Rebeca Pérez Vega / Agencia Reforma
Guadalajara
Tras un largo viaje de más de 18 mil kilómetros, que ha incluido paradas en 15 países, la Travesía de la Pequeña Amal, llegó ayer a Guadalajara.
La marioneta, que recuerda el periplo de una niña refugiada siria de 10 años, viajó por Tonalá y Guadalajara, en su primer día de estancia en tierras jaliscienses y cerca de 25 mil personas fueron testigos de su llegada, según datos oficiales.
En Tonalá hizo un recorrido desde el Cerro de la Reina y hasta el paseo de Los Guardianes. En su caminata, la niña convocó a cinco mil personas, de acuerdo con números del Ayuntamiento tonalteca.

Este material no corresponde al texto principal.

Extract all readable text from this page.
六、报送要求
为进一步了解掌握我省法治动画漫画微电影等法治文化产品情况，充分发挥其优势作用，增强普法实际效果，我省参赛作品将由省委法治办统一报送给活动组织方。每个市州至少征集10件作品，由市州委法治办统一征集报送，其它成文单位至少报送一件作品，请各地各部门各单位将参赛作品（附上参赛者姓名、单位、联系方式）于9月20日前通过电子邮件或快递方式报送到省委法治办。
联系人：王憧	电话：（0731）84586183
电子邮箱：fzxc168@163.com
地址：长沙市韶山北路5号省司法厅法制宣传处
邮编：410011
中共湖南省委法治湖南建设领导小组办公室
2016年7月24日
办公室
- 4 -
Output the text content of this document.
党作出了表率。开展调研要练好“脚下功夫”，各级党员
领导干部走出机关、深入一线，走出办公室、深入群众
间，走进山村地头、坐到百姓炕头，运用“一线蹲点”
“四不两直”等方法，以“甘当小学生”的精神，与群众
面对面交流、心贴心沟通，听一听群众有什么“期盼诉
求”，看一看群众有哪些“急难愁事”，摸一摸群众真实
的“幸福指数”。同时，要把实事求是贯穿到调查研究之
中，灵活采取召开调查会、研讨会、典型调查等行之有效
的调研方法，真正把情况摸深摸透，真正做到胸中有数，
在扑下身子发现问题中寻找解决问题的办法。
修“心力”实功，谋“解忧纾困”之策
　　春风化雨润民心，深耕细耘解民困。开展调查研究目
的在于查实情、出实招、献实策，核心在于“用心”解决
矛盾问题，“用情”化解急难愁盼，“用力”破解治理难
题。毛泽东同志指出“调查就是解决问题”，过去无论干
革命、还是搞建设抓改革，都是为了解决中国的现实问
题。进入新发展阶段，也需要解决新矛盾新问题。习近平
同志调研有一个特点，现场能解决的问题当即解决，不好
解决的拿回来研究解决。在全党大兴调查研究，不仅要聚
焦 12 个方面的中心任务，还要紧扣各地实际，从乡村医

Su caminata por el corazón de Guadalajara, en punto de las 17:00 horas, partió de la explanada del Museo Cabañas hacia la Plaza de Armas, en poco más de hora y media. En ese recorrido fue vista por cerca de 20 mil personas, de acuerdo con cifras de Protección Civil.
Entre el asombro y emoción de niños y adultos, la marioneta de 3.6 metros de altura, caminó, a veces con dificultad, ante la concentración de personas, que fueron controladas por apenas un estado de fuerza de 80 elementos.
Cruzó la Plaza Tapatía en donde se encontró con los niños del Ballet Folclórico Pizintli y el Mariachi Ciudad de Guadalajara, que entonaron canciones típicas del repertorio folclórico, para disfrute de los presentes que abarrotaron su camino por las calles tapatías.
“Mira mamá la mona” y “Amaaaaaal”, fueron algunos de los gritos de los niños que sorprendidos observaron el paso de la pequeña, creada por las compañías escénicas The Walk Productions y Handspring Puppet Company, en 2021, con la idea de mandar un mensaje de esperanza y solidaridad a los migrantes que han tenido que abandonar sus casas a causa de la guerra o la persecución política o religiosa.
Amal transitó por Plaza Fundadores, fue recibida por títeres de gran formato de la compañía La Coperacha y un conjunto musical de rock y jazz, para moverse hacia la Plaza Liberación, en donde también estuvo acompañada por mojigangas de Lagos de Moreno y San Juanito de Escobedo.
Paola Mayte Ramírez Zarazúa acudió a la cita. Con pancartas a favor de Palestina, que decían “no más niños y niñas separadas de sus familias”, la joven madre, junto con sus dos pequeños, recibió a Amal con aplausos y lo registró todo en su teléfono móvil.
“Qué bueno que traigan a la ciudad este tipo de espectáculos, para que la gente se haga consciente de la migración, de que hay muchos niños sin hogar, muchos desplazados”, apuntó Paola.
Maria Isabel Reséndiz, una fotógrafa aficionada, acudió a la Plaza Liberación para capturar el momento. Recordó que Guadalajara ya había sido escenario de una visita similar en 2010, en el marco de los festejos del Bicentenario de la Independencia de México. En aquella ocasión, también en noviembre, fue la compañía Royal de Luxe trajo a la Ciudad tres grandes marionetas: La Pequeña Gigante, su mascota Xolo, y su tío El Campesino, de casi 10 metros de altura, que durante cinco días fueron vistos por tres millones de personas.
“Esta vez es un títere más pequeño, pero con un mensaje de solidaridad y empatía”, comparó Reséndiz.
La travesía de la pequeña Amal inició el 6 de noviembre en Tijuana, para seguir en Monterrey, después hacer una parada en Guadalajara, Tonalá y Zapopan, y continuar hacia Ciudad de México, Oaxaca y Tapachula, con el propósito de recorrer casi 5 mil kilómetros.